GlobalWarmingisReal contributor Anders Hellum-Alexander wraps-up and comments on the climate and environmental news headlines for the past week:
- The legal repercussions from the Gulf Oil Spill are coming to fruition for BP; the money they will pay out money to the US government will in turn be funneled to states like Florida so they can fund environmental restoration efforts.
- Peak Oil theory is often interpreted to mean that we are running out of oil in the near future. A more accurate historical interpretation is that we are running out of easy to find and extract oil. But, the fact is that we do not know what is out there, we may find easy to extract, low sulfur oil. As an environmentalist, that is not the point, the point is that there is a huge negative impact during extraction, refinement and use. Someone once famously said something about the stone age that we can apply to the age of oil: the stone age did not end because we ran out of stones.
- The price of natural gas is low right now, but like oil it will not stay low forever. With the Northeast of the US reliant on natural gas any fluctuation in price is felt by homeowners, and without alternatives they are stuck with whatever comes their way. This arrangement is not an ideal of capitalism or the "free market." A mixed energy system is what we need and renewable energy is what can diversify our energy sources and stabilize prices.
- Natural gas extraction is not clean and results in a lot of leakage into the environment. A natural gas well in the Gulf of Mexico is leaking out of control, it started back in early February.
- Climate change and global warming are great threats, but the media often focus too much on the debate about global atmospheric temperature. The actual temperature increase from our dirty lifestyles is only one issue, another huge issue is species extinction. More species are disappearing than you probably think.
- If you don't keep track of which companies and owners of companies spend their money to fight things like climate change legislation then you are funding political campaigns that run against your beliefs and interests.
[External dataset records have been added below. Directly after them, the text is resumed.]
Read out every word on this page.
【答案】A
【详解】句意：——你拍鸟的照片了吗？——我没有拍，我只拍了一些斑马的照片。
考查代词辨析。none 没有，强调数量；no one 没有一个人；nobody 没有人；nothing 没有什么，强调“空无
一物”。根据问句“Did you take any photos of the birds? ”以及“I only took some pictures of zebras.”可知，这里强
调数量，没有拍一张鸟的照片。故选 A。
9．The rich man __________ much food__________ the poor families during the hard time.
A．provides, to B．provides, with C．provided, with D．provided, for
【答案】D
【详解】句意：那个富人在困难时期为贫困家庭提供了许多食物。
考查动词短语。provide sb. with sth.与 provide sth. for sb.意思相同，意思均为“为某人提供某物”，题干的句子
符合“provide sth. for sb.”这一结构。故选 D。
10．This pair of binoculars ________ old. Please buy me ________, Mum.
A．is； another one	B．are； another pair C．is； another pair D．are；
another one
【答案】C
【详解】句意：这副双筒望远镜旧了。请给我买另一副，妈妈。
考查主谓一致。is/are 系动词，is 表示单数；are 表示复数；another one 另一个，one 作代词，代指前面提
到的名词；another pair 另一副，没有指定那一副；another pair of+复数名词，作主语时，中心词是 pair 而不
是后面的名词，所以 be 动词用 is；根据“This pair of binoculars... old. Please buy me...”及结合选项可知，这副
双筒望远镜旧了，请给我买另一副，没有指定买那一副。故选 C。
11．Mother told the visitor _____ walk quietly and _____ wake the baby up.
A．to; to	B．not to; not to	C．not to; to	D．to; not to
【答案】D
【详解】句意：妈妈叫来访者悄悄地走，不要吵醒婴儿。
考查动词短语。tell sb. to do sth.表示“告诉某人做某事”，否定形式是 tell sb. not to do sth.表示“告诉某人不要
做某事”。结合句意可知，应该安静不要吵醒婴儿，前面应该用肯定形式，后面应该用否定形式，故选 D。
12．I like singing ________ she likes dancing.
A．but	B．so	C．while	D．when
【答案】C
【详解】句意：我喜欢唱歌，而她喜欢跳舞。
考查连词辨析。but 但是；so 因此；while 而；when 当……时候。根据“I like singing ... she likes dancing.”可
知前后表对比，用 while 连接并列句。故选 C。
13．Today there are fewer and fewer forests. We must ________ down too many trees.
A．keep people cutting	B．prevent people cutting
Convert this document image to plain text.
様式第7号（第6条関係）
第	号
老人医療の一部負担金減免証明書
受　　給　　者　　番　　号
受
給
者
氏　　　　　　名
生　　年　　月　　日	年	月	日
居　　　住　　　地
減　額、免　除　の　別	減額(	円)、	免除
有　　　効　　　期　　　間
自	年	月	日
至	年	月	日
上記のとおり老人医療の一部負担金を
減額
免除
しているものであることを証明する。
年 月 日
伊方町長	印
In the US we know that Georgia-Pacific is owned by the Koch brothers and they are the largest funders of climate change denial, in the UK though a clandestine movement of the rich class is undermining the UK effort to address climate change through legislation.
- In an economics class in college I proposed that many of our environmental problems could be solved if we cut meat consumption in half. A student raised his hand and said "but I like meat," and the whole discussion was over. It is our unmoderated appetite to have whatever we want now that will not allow us to have basic needs in the future, like a livable atmosphere. The United Nations is now making this same recommendation to the rich world.
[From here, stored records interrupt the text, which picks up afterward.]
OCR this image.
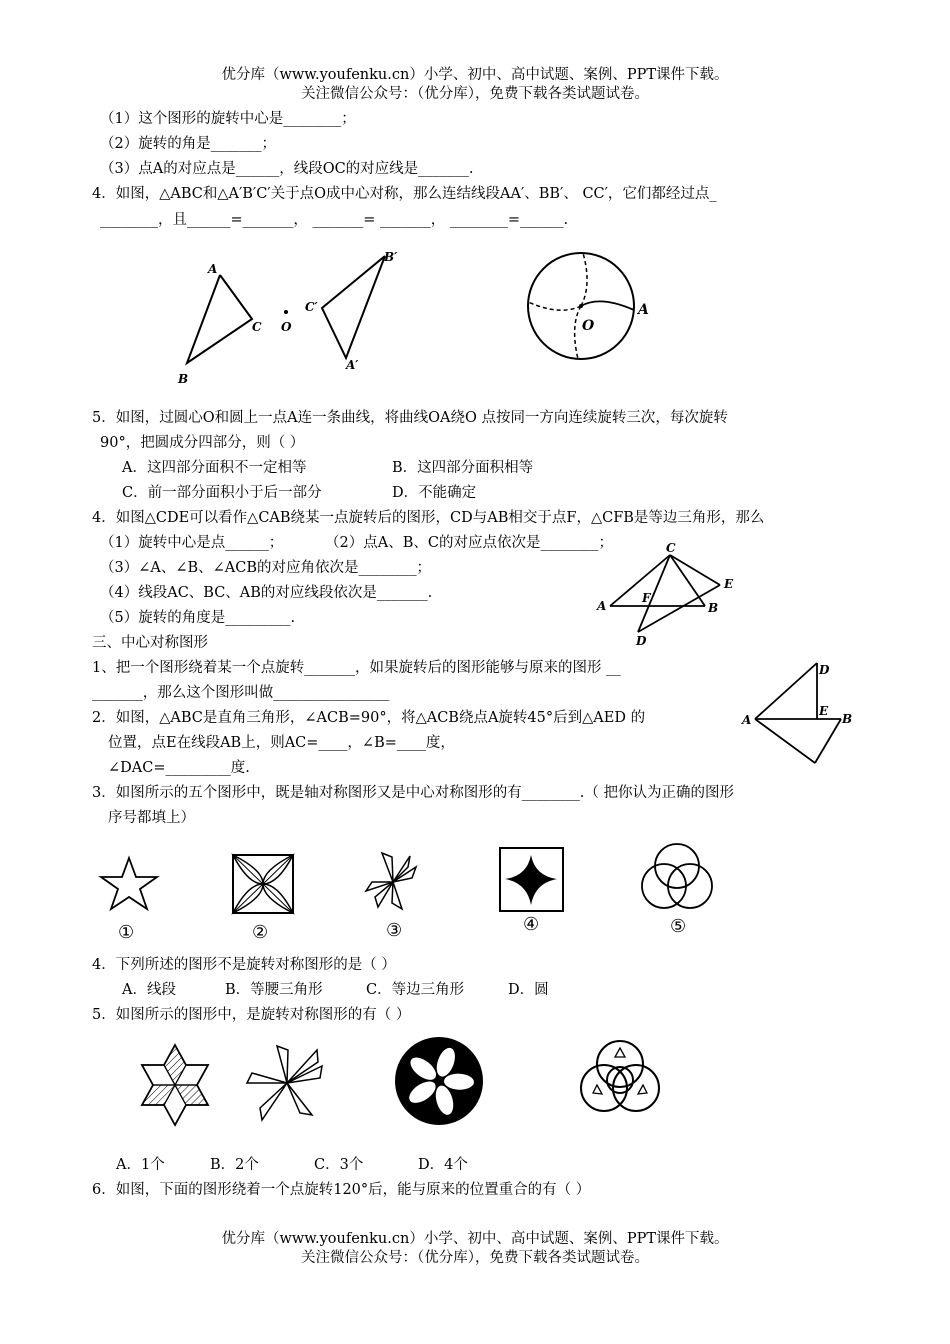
优分库（www.youfenku.cn）小学、初中、高中试题、案例、PPT课件下载。
关注微信公众号：（优分库），免费下载各类试题试卷。
（1）这个图形的旋转中心是________；
（2）旋转的角是_______；
（3）点A的对应点是______，线段OC的对应线是_______.
4．如图，△ABC和△A′B′C′关于点O成中心对称，那么连结线段AA′、BB′、 CC′，它们都经过点_
________，且______=_______， _______= _______， ________=______.
A
B
C O
B′
C′
A′
O
A
5．如图，过圆心O和圆上一点A连一条曲线，将曲线OA绕O 点按同一方向连续旋转三次，每次旋转
90°，把圆成分四部分，则（ ）
A．这四部分面积不一定相等	B．这四部分面积相等
C．前一部分面积小于后一部分	D．不能确定
4．如图△CDE可以看作△CAB绕某一点旋转后的图形，CD与AB相交于点F，△CFB是等边三角形，那么
（1）旋转中心是点______；	（2）点A、B、C的对应点依次是________；
（3）∠A、∠B、∠ACB的对应角依次是________；
（4）线段AC、BC、AB的对应线段依次是_______.
（5）旋转的角度是_________.
C
E
A
F
B
D
三、中心对称图形
1、把一个图形绕着某一个点旋转_______，如果旋转后的图形能够与原来的图形 __
_______，那么这个图形叫做________________
2．如图，△ABC是直角三角形，∠ACB=90°，将△ACB绕点A旋转45°后到△AED 的
位置，点E在线段AB上，则AC=____，∠B=____度，
∠DAC=_________度.
D
A
E
B
3．如图所示的五个图形中，既是轴对称图形又是中心对称图形的有________.（ 把你认为正确的图形
序号都填上）
①	②	③	④	⑤
4．下列所述的图形不是旋转对称图形的是（ ）
A．线段	B．等腰三角形	C．等边三角形	D．圆
5．如图所示的图形中，是旋转对称图形的有（ ）
A．1个	B．2个	C．3个	D．4个
6．如图，下面的图形绕着一个点旋转120°后，能与原来的位置重合的有（ ）
优分库（www.youfenku.cn）小学、初中、高中试题、案例、PPT课件下载。
关注微信公众号：（优分库），免费下载各类试题试卷。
- The oil and gas industries are heavily subsidized by the US federal and state governments. They will start a tax break for one reason or another and then just maintain the break long after the original justification is expired.
- Solar power in Australia has become cheaper than oil. Moving forward we will most likely see the funding of renewable energy projects over oil and gas projects. If this position holds then increasing energy capacity and replacing old power plants will all go to renewable energy. This is a huge victory for not only Australia but the global infrastructure for renewable energy.
- Superstorm Sandy put global warming back in the spotlight. Democrats in Pennsylvania are responding by proposing an increase in the amount of renewable energy that utilities are required to produce by 2023.
- The US national government needs to support renewable energy is a cohesive and predictable way. This means passing something like a national carbon tax. US voters are certainly in support of national action on global warming.
- The Canadian Alberta Tar Sands are a very carbon emissions intensive oil source. But, apparently oil fields in California are just as bad. Sounds like we should switch to a new energy source.